According to Chraibi’s non-profit organisation, the Moroccan Association for the Fight Against Clandestine Abortion (AMLAC), every day 600 to 800 women have an abortion in Morocco, which amounts to at least 220,000 illegal procedures every year. That seems high, as it would mean that of the 8.29 million women between the ages of 15 and 44, at least one in 38 would have had an abortion in 2014.
Chraibi admits the estimation is hard to verify. “There is research on Rabat and Salé, and in that area at least 50 illegal abortions are done every day. We extrapolated that to the whole of Morocco. Our estimation is in line with that of the Moroccan Association for Family Planning and the World Health Organisation.”
Permitted in schools of Islam
Abortion is a very delicate subject in Moroccan society, which is trying to find a balance between modernising on the one hand, but staying true to its traditional and religious values on the other. “Yet there is nothing in the Qu’ran that prohibits abortion,” said Chraibi.
Although most countries in the Middle East-North Africa region have restrictive laws, Islam doesn’t exclude abortion, sociology professor Abdessamad Dialmy told MEE. For Dialmy, it all depends on which Sunni doctrine you choose to follow.
“Morocco follows the Maliki school in general, which forbids abortion. But the Hanbali and Shafii schools permit it up to the 42nd day and Hanafi even after four months,” Dialmy said.
Dialmy gives the example of Tunisia, where abortion was legalised in 1973. At that time it was a predominantly Maliki country, like Morocco. “Yet Habib Bourguiba chose to follow the Hanbali school for this particular subject. And in 2004 Morocco changed its family law, partly according to the Hanafi doctrine.”
Far more than a religious discussion, the debate is a social one. “An unmarried pregnant woman in Morocco will think: God will forgive me, but people won’t,” Dialmy explained.
That is why, according to Dialmy, the discussion should also be about sex outside marriage, which is also illegal. The biological father by law can’t be the juridical father if a couple is not married.
“That means the child will have no real identity,” Dialmy said. “If you legalise sex outside marriage so the biological father is also the juridical father, you take away the main reason for abortions.”
In case of incest or rape
But that is not likely to happen. Minister of Justice Mustafa Ramid is currently leading a thorough revision of Morocco’s criminal law. He recently stated that two things will not be legalised: the breaking of the fast in public during Ramadan, and sex outside marriage. By default, most abortions will remain illegal in the future.

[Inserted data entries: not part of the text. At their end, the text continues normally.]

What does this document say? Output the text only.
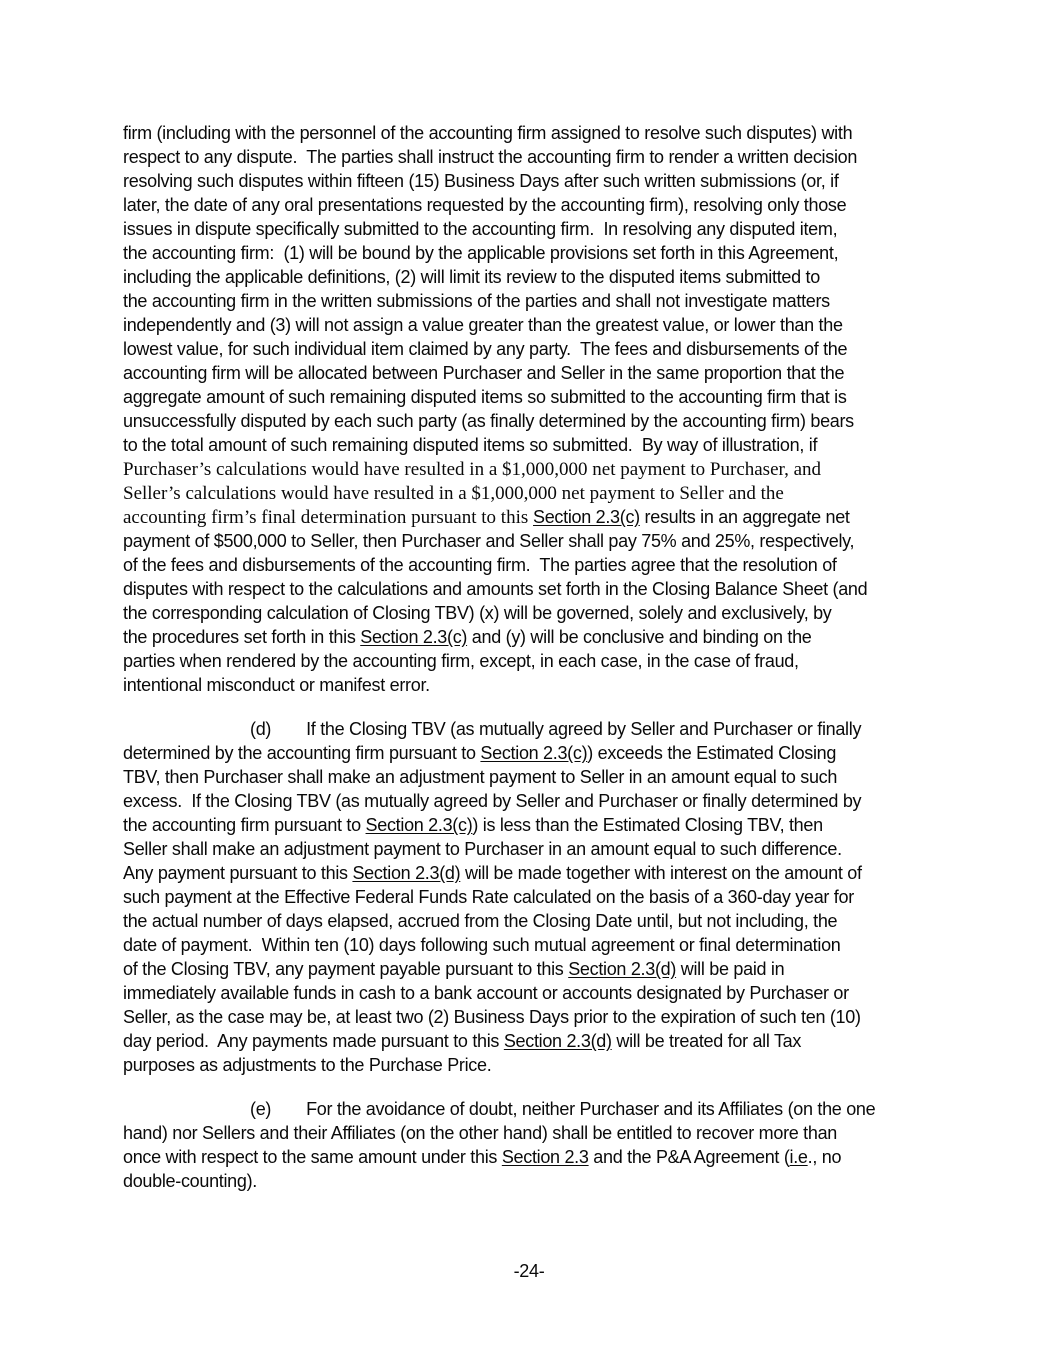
firm (including with the personnel of the accounting firm assigned to resolve such disputes) with
respect to any dispute.  The parties shall instruct the accounting firm to render a written decision
resolving such disputes within fifteen (15) Business Days after such written submissions (or, if
later, the date of any oral presentations requested by the accounting firm), resolving only those
issues in dispute specifically submitted to the accounting firm.  In resolving any disputed item,
the accounting firm:  (1) will be bound by the applicable provisions set forth in this Agreement,
including the applicable definitions, (2) will limit its review to the disputed items submitted to
the accounting firm in the written submissions of the parties and shall not investigate matters
independently and (3) will not assign a value greater than the greatest value, or lower than the
lowest value, for such individual item claimed by any party.  The fees and disbursements of the
accounting firm will be allocated between Purchaser and Seller in the same proportion that the
aggregate amount of such remaining disputed items so submitted to the accounting firm that is
unsuccessfully disputed by each such party (as finally determined by the accounting firm) bears
to the total amount of such remaining disputed items so submitted.  By way of illustration, if
Purchaser’s calculations would have resulted in a $1,000,000 net payment to Purchaser, and
Seller’s calculations would have resulted in a $1,000,000 net payment to Seller and the
accounting firm’s final determination pursuant to this Section 2.3(c) results in an aggregate net
payment of $500,000 to Seller, then Purchaser and Seller shall pay 75% and 25%, respectively,
of the fees and disbursements of the accounting firm.  The parties agree that the resolution of
disputes with respect to the calculations and amounts set forth in the Closing Balance Sheet (and
the corresponding calculation of Closing TBV) (x) will be governed, solely and exclusively, by
the procedures set forth in this Section 2.3(c) and (y) will be conclusive and binding on the
parties when rendered by the accounting firm, except, in each case, in the case of fraud,
intentional misconduct or manifest error.
(d) If the Closing TBV (as mutually agreed by Seller and Purchaser or finally
determined by the accounting firm pursuant to Section 2.3(c)) exceeds the Estimated Closing
TBV, then Purchaser shall make an adjustment payment to Seller in an amount equal to such
excess.  If the Closing TBV (as mutually agreed by Seller and Purchaser or finally determined by
the accounting firm pursuant to Section 2.3(c)) is less than the Estimated Closing TBV, then
Seller shall make an adjustment payment to Purchaser in an amount equal to such difference.
Any payment pursuant to this Section 2.3(d) will be made together with interest on the amount of
such payment at the Effective Federal Funds Rate calculated on the basis of a 360-day year for
the actual number of days elapsed, accrued from the Closing Date until, but not including, the
date of payment.  Within ten (10) days following such mutual agreement or final determination
of the Closing TBV, any payment payable pursuant to this Section 2.3(d) will be paid in
immediately available funds in cash to a bank account or accounts designated by Purchaser or
Seller, as the case may be, at least two (2) Business Days prior to the expiration of such ten (10)
day period.  Any payments made pursuant to this Section 2.3(d) will be treated for all Tax
purposes as adjustments to the Purchase Price.
(e) For the avoidance of doubt, neither Purchaser and its Affiliates (on the one
hand) nor Sellers and their Affiliates (on the other hand) shall be entitled to recover more than
once with respect to the same amount under this Section 2.3 and the P&A Agreement (i.e., no
double-counting).
-24-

Dr Chraibi thinks the new draft law will include rape, incest and fetal malformation as grounds for legal abortion, which are factors in about five to 10 percent of the cases, he estimates. The health of the mother is in danger in another five to 10 percent of abortions.

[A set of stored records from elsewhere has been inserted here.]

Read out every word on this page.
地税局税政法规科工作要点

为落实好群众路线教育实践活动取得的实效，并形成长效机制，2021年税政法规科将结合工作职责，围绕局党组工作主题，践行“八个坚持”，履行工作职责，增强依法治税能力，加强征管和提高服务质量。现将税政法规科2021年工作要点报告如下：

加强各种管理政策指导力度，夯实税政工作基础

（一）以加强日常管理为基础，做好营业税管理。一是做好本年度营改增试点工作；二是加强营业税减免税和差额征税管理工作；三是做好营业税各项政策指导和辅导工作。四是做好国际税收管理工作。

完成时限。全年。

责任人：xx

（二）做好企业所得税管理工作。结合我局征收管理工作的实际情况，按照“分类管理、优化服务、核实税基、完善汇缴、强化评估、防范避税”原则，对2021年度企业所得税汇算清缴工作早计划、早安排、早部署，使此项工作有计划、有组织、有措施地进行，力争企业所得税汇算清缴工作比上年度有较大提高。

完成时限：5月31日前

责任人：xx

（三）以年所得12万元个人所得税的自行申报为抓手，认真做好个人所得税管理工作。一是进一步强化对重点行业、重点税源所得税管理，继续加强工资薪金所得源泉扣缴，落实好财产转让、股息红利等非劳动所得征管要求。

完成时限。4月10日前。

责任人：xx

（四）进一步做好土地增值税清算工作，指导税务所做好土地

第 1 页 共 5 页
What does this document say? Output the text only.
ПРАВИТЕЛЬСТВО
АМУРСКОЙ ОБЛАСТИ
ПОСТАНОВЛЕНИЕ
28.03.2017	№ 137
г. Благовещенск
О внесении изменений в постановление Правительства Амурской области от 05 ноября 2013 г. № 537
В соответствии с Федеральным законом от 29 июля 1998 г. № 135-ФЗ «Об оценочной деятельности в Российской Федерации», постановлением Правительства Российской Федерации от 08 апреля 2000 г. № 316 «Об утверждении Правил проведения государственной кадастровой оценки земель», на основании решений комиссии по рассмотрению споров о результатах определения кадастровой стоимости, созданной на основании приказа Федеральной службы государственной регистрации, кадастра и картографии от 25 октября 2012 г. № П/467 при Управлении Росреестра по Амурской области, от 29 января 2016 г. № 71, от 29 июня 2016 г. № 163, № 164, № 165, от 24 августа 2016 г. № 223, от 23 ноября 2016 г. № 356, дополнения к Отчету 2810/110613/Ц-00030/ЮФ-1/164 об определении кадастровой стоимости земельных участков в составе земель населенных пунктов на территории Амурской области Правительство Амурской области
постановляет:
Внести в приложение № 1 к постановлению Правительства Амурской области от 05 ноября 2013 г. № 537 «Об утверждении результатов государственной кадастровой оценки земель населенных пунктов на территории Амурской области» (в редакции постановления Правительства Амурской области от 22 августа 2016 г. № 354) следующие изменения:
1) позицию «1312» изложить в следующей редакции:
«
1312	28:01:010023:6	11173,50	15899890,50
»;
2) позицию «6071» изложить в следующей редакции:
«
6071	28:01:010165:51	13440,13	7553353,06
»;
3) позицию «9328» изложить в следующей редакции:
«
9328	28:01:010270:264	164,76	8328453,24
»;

“It means that even under the new law, at least 80 percent of all abortions will be illegal. What will we do in those cases?” Chraibi asks.

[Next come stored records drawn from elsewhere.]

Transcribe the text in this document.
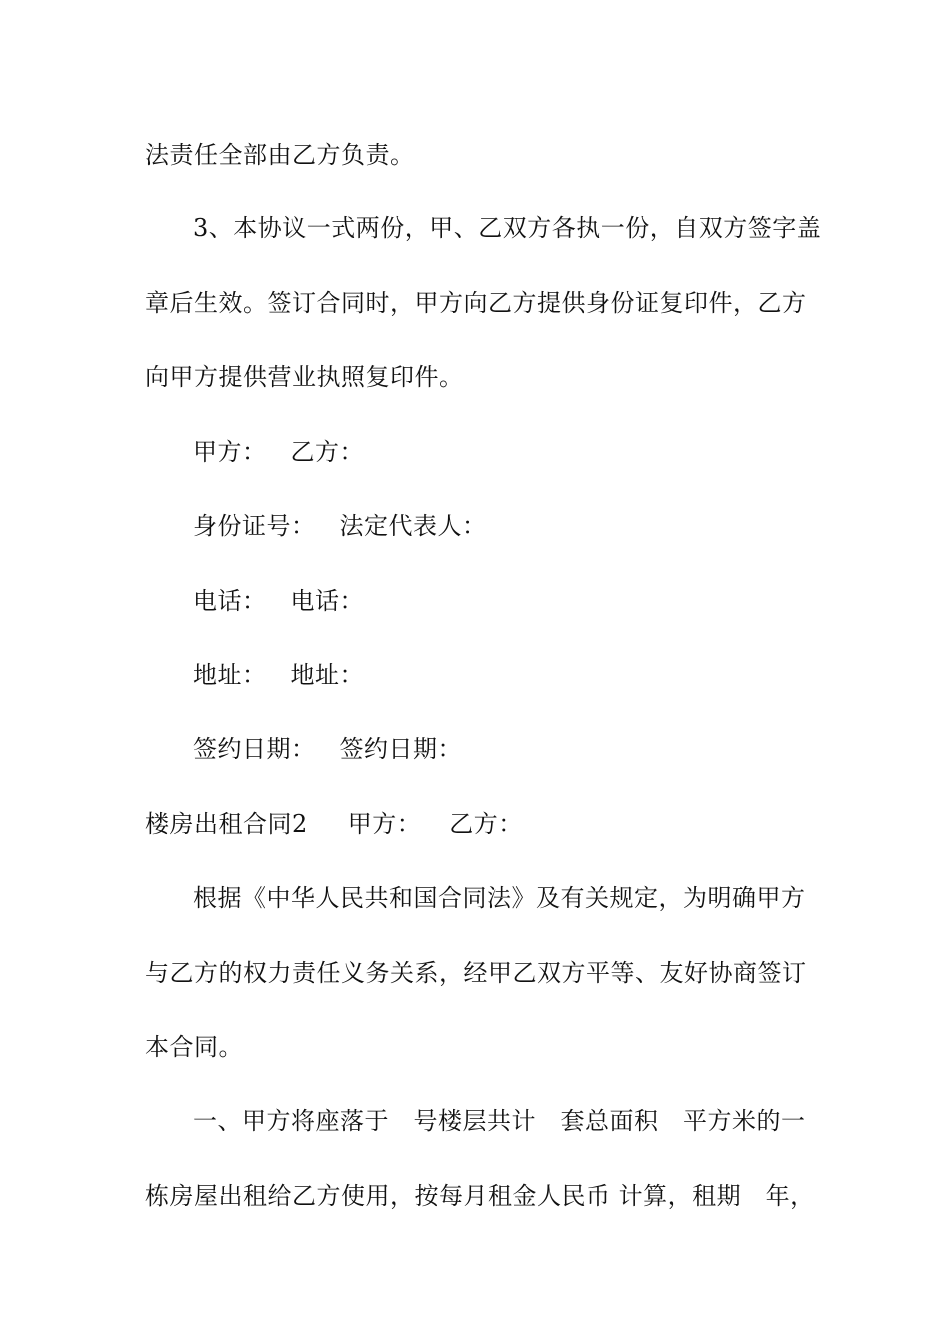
法责任全部由乙方负责。
3、本协议一式两份，甲、乙双方各执一份，自双方签字盖
章后生效。签订合同时，甲方向乙方提供身份证复印件，乙方
向甲方提供营业执照复印件。
甲方： 乙方：
身份证号： 法定代表人：
电话： 电话：
地址： 地址：
签约日期： 签约日期：
楼房出租合同2 甲方： 乙方：
根据《中华人民共和国合同法》及有关规定，为明确甲方
与乙方的权力责任义务关系，经甲乙双方平等、友好协商签订
本合同。
一、甲方将座落于　号楼层共计　套总面积　平方米的一
栋房屋出租给乙方使用，按每月租金人民币 计算，租期　年，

That is partly why some human rights activists think that the current discussion is not the right one. It shouldn’t be about the fight against illegal abortion, but about the freedom of choice for women, says Ibtissame Lachgar of the Alternative Movement for Individual Freedoms (MALI), a small group of activists. She has been advocating individual freedom for years.
“Humans rights shouldn’t be dependent on a region, colour of your skin or religion. They are universal. A woman’s body is hers,” she told MEE.
Lachgar said it’s not a good “first step” to legalise abortion in cases of incest and rape.
“If the new law is passed, should all women who want an abortion claim to have been raped? Nonsense.”
Abortion has become a business in Morocco, she told MEE. Doctors can ask whatever price they want, sometimes up to 30,000 dirhams, because women have nowhere else to turn. This needs to end, Lachgar said.
“People who say women will have sex randomly just because abortion is legal, have no idea what they are talking about,” Lachgar told MEE. “No woman has an abortion for fun.”